But it seemed like it'd be an interesting challenge to try to do it fully in SL. First off, though, I had no idea what a geodesic dome _really_ was. Google is a great tool... A bunch of Google'ing, with fun-filled sites like: Geodesic Dome -- from Wolfram MathWorld, and I started to understand it. A potentially useful site is "Desert Domes," which includes calculators if you actually wanted to build one in real life. The calculators will eventually be useful to make sure I stay within the 10m maximum size prim limit.
One common way to generate a geodesic is to start with a icosahedron, which is a 20-sided object composed entirely of twenty identical equilateral triangles.
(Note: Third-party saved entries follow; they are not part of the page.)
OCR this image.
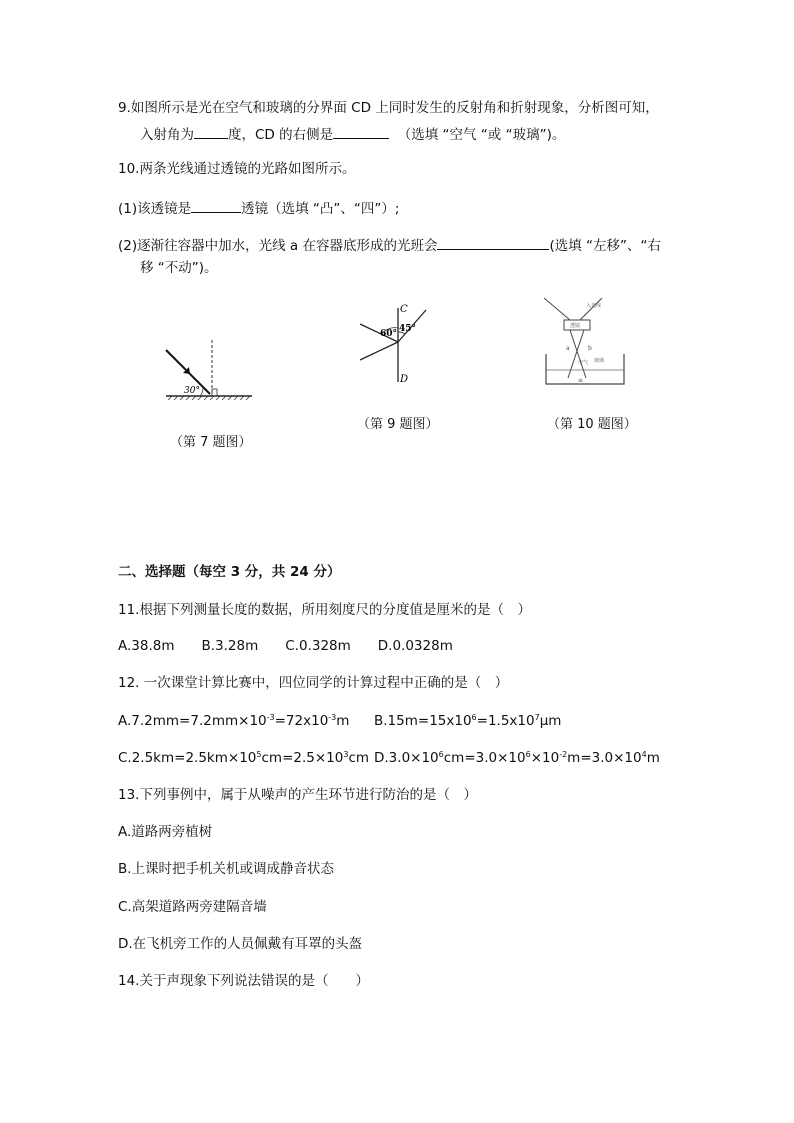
9.如图所示是光在空气和玻璃的分界面 CD 上同时发生的反射角和折射现象，分析图可知，
入射角为	度，CD 的右侧是	（选填 “空气 “或 “玻璃”)。
10.两条光线通过透镜的光路如图所示。
(1)该透镜是	透镜（选填 “凸”、“四”）;
(2)逐渐往容器中加水，光线 a 在容器底形成的光班会	(选填 “左移”、“右
移 “不动”)。
30°
（第 7 题图）
C
D
60° 45°
（第 9 题图）
入光线
透镜
a	b
玻璃
空气
≡
（第 10 题图）
二、选择题（每空 3 分，共 24 分）
11.根据下列测量长度的数据，所用刻度尺的分度值是厘米的是（　）
A.38.8m　　B.3.28m　　C.0.328m　　D.0.0328m
12. 一次课堂计算比赛中，四位同学的计算过程中正确的是（　）
$A.7.2mm=7.2mm\times 10^{-3}=72x10^{-3}m$ $B.15m=15x10^6=1.5x10^7\mu m$
$C.2.5km=2.5km\times 10^5cm=2.5\times 10^3cm$ $D.3.0\times 10^6cm=3.0\times 10^6\times 10^{-2}m=3.0\times 10^4m$
13.下列事例中，属于从噪声的产生环节进行防治的是（　）
A.道路两旁植树
B.上课时把手机关机或调成静音状态
C.高架道路两旁建隔音墙
D.在飞机旁工作的人员佩戴有耳罩的头盔
14.关于声现象下列说法错误的是（　　）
From the center of the icosahedron, ALL vertices lie on the surface of a sphere, so the icosahedron is a decent 20-faced approximation of a sphere.
To make a geodesic sphere, you divide up each triangular face into n^2 identical triangles, and then "push out" the points of those triangles to the surface of the sphere. The bigger 'n' is, the smoother your geodesic dome will be. (And the huger the number of triangles you'll need.)
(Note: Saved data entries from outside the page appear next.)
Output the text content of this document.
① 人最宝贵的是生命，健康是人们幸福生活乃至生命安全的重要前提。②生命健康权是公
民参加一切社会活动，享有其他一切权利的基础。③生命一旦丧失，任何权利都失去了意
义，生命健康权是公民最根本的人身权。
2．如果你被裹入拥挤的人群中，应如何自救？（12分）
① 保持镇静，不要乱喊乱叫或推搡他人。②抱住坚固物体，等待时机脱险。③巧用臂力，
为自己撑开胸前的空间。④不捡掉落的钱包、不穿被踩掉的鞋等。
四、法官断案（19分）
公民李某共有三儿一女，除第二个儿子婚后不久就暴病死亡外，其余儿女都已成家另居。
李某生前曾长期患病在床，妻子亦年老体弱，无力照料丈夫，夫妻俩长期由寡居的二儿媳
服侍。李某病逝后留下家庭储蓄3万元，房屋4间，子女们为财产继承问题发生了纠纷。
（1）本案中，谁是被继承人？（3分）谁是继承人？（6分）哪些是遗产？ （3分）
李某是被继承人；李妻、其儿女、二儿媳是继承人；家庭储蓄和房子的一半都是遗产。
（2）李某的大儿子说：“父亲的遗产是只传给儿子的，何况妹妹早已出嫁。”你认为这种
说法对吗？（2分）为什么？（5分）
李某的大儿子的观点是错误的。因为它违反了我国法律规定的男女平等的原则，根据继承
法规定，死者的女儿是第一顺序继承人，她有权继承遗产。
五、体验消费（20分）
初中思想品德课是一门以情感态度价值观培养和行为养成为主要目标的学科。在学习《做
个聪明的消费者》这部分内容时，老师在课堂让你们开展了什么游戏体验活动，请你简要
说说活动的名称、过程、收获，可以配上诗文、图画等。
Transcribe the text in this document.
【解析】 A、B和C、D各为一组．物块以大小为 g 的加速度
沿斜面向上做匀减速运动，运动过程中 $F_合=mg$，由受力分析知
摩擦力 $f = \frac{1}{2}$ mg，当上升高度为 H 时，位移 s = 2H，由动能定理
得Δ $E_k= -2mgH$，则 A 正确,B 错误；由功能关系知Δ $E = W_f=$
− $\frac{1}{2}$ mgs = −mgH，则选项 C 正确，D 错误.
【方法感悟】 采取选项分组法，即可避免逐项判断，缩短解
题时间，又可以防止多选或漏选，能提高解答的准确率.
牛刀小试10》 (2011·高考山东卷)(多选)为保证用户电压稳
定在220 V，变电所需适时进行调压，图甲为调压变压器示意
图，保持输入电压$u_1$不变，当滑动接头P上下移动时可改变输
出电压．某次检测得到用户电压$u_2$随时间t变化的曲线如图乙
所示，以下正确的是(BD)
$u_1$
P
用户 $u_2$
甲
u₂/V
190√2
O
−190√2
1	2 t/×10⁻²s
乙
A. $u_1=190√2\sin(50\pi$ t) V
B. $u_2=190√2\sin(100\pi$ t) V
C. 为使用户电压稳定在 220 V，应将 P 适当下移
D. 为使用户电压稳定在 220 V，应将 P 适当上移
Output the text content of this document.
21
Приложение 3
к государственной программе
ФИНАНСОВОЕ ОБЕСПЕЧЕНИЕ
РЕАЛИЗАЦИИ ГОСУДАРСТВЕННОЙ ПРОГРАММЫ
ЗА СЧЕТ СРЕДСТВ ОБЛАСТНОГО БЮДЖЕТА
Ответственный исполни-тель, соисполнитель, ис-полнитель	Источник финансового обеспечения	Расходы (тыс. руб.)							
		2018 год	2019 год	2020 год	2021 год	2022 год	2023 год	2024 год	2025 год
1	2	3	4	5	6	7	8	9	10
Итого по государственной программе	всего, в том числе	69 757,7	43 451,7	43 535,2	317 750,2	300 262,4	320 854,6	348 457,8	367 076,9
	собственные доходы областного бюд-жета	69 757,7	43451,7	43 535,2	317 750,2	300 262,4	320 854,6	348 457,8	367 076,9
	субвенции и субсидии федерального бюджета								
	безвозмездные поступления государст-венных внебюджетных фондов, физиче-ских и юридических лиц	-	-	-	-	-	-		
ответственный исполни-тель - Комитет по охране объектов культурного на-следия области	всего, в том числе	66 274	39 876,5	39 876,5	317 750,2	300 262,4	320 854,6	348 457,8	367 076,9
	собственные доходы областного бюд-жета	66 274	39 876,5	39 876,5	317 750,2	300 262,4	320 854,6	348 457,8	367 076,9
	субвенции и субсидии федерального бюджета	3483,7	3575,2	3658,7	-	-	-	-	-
Back in November, Seifert Surface posted a set of scripts that would generate parametric surfaces in SL. I didn't care about that part, BUT, it included a nice set of functions to rez a triangle if you fed it the corners, which is exactly what I'd need.
I figured, since the basis of a geodesic sphere is an icosahedron, I'd start with trying to rez that. Bizarrely, it worked on my first try.
Here's the rezzer in action:
And if you happen to be sitting on the rezzer while it's doing its work...
...you get your very own hamster ball to run around in!
Loads of fun, if you make it physical, and allow anyone to move it. Let's play "Roll the dorky scripter around"!
Next step towards making geodesic domes will be to subdivide each of the 20 triangles of the icosahedron into n^2 triangles, and "pushing" them out to the surface of a sphere, and then connecting all the new vertices with smaller triangles.